Casualties and losses
- 140 killed, wounded and captured: 200 killed, wounded and captured

= Battle of Lokalaks =

1808 battle of the Finnish War

The Battle of Lokalaks (or Lokalax) was fought between Swedish and Russian forces at Lokalaks (Lokalahti), Finland on 17–18 September 1808 during the Finnish War.

==Background==
Shortly after the Battle of Oravais the Swedish king, Gustav IV Adolf, decided to land a force of 4,000 men under general Albrekt von Lantinghausen on the coast of Nystad, to cut-off the Russian connection between that town and Åbo. It was also meant to join forces with parts of Eberhard von Vegesack's army which was supposed to land at Björneborg (Pori), but instead went as far north as Kristinestad where it landed on 28 August; this made cooperation between the two forces difficult.

==Battle==
Nonetheless, the Swedish force under Lantinghausen landed at Lokalaks on 17 September with less than 3,000 men of his initial force; it was badly equipped and with inadequate ammunition. Ready to receive them was the Russian commander Pyotr Bagration with a contingent (perhaps 1,200 men) and 5 guns. After Lantinghausen had landed he made little progress in advancing and after reaching Lokalaks Church he was attacked by the Russians, at 6:00 PM. The fighting remained mild and continued for two hours before it was stopped due to the dark.
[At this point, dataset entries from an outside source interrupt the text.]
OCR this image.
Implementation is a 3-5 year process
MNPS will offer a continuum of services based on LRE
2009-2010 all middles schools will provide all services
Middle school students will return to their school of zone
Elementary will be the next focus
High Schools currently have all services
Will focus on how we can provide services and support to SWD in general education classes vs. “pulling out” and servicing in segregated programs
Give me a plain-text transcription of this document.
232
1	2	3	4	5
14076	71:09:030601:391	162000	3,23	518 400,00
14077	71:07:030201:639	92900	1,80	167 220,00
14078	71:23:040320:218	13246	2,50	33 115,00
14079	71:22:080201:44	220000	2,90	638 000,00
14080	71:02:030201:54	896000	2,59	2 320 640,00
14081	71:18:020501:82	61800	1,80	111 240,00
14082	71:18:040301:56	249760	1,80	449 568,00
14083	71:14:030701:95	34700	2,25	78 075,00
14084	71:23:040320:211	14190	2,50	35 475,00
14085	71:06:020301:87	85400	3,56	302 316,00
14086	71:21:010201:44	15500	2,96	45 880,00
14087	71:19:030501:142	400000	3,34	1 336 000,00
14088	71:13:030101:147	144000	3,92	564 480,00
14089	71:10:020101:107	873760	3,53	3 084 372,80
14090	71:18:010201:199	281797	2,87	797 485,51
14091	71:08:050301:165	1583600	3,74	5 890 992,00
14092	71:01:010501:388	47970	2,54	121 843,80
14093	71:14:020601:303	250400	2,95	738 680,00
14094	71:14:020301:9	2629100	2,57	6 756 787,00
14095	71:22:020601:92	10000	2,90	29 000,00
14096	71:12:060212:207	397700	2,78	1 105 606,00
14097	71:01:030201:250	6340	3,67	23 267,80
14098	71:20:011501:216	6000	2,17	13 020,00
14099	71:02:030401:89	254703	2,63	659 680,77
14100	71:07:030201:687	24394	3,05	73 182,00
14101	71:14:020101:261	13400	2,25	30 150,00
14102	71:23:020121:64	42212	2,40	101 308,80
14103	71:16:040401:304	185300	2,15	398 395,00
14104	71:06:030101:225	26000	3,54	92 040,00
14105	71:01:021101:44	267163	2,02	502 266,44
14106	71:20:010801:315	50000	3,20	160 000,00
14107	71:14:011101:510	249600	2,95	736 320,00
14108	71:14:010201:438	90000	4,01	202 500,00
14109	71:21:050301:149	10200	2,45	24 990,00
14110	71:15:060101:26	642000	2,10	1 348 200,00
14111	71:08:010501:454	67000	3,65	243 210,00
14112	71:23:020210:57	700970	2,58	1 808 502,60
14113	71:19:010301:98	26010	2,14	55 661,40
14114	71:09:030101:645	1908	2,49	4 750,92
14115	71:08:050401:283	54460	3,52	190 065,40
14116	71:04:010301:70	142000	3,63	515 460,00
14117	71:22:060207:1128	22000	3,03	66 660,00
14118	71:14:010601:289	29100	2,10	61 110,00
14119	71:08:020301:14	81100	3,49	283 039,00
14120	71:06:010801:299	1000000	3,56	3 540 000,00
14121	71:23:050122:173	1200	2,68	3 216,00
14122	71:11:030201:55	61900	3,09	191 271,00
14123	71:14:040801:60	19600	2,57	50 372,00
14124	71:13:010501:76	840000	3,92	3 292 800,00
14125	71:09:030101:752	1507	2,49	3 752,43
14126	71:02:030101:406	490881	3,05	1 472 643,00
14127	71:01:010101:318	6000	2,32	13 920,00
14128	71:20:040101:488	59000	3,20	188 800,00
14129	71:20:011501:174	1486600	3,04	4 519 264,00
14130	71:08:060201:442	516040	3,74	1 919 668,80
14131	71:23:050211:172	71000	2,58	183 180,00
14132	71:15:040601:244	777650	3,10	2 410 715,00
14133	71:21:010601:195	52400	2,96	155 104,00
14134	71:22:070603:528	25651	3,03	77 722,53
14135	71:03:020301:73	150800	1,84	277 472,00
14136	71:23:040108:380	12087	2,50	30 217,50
On 6:00 AM the next day the Russians attacked again while Lantinghausen remained passive and made no effort to counterattack; after six hours Bagration attacked both Swedish flanks and Lantinghausen made the decision to embark his ships and sail away.

==Aftermath==
The Swedes had lost 140 men in the battle while the Russians had lost 200. Lantinghausen was soon stripped of command by Gustav IV Adolf who replaced him with Gustaf Olof Lagerbring before the Landing at Helsinki several days later.

== Swedish regiments and losses ==
- Swedish command Staff; 1 killed
- Svea Life Guards (1 battalion); 4 killed, 6 wounded and 1 captured — 11
- Swedish Guard Regiment (1 battalion); 1 killed, 7 wounded and 1 captured — 9
- Finnish Guard Regiment (1 battalion); 3 killed, 22 wounded and 3 captured — 28
- Jägers (1 battalion, emerged from other regiments); 4 wounded and 1 captured — 5
- Kronoberg Infantry Regiment (2 battalions); 16 killed, 58 wounded and 9 captured — 83
- Västmanland auxiliary reserve (1 battalion); 1 killed and 1 wounded — 2
- Life Guards of Horse (2 squadrons); —
- Svea Artillery Regiment (4 guns); 1 killed

In total: 2,500—3,000 men and 4 guns; 140 killed, wounded and captured.